The next day, my body weakened again and I was like a zombie for days. But my soul faced toward the light. Every morning I prayed, "Please just give me the life and fighting spirit for this one day; the power to breathe and live through today."

I had refused to let my children see me this way, but one day I suddenly heard, "Mommy!" as my kids entered my room.
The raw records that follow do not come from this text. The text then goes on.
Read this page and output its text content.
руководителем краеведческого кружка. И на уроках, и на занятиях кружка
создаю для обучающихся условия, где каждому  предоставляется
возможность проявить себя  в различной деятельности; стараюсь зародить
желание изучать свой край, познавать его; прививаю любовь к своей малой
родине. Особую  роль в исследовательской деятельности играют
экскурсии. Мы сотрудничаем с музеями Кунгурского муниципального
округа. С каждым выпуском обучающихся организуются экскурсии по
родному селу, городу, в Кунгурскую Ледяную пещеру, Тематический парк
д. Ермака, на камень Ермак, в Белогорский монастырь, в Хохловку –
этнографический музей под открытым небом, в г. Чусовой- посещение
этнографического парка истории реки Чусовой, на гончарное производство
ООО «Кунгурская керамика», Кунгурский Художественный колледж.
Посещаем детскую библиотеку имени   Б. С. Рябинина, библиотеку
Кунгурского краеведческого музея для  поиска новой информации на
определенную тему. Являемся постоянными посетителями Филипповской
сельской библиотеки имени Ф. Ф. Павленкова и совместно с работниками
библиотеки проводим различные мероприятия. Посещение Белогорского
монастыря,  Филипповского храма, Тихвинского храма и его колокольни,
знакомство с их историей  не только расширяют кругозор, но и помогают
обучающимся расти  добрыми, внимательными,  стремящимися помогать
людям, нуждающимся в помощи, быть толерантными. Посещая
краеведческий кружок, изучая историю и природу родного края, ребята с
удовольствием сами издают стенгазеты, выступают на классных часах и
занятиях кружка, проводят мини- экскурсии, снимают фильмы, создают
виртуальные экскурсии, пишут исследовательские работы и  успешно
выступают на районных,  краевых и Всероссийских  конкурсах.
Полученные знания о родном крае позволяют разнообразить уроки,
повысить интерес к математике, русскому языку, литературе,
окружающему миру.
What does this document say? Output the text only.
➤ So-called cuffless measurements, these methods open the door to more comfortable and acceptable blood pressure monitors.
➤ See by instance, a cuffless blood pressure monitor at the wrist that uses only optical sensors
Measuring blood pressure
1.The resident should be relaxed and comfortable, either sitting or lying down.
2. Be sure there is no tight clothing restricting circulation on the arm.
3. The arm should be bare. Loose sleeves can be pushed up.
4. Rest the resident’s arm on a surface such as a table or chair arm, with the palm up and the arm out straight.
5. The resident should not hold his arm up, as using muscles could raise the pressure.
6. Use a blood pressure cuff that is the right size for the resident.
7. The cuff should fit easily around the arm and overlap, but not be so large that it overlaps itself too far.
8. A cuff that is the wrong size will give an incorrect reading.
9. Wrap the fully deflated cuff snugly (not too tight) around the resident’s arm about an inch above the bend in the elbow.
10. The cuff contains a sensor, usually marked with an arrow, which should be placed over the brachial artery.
I worried they would be scared to see their mother's face all swollen, so I tried to hide my face. But my children hugged me and were just so happy to see me again. Before Christmas, they each gave me a homemade present and card, and wrote, "Mom, I love you. I'm glad I was born as your child." I was about to give up and leave my children, because of my own suffering. "Heavenly Father, I'm sorry," I cried over my weak faith. And yet, as if a switch had been turned on, my body began to move as all my cells cried out, "Let's get better!"

There were ups and downs after that but I have been blessed with such great doctors and medical staff and have recovered gradually. When I returned home from the hospital, it was like seeing a dream. This past year, many family members and friends have supported me and now I can do work around the house and take care of our children. I feel so happy, just to be able to cook for my family and to spend time with them.

I have put these words on the kitchen wall: "Do all things without complaining and disputing" (Philippians 2:14). All difficulties happen so we are able to know God's love. Therefore, no matter what, I don't want to dispute God's love nor complain about this illness. Instead, I want to give thanks.

My heart longs for heaven as before. But today I once again want to enter His peace, to be embraced in His bosom as if entering heaven, even while on earth. With this life, I wish to live each day.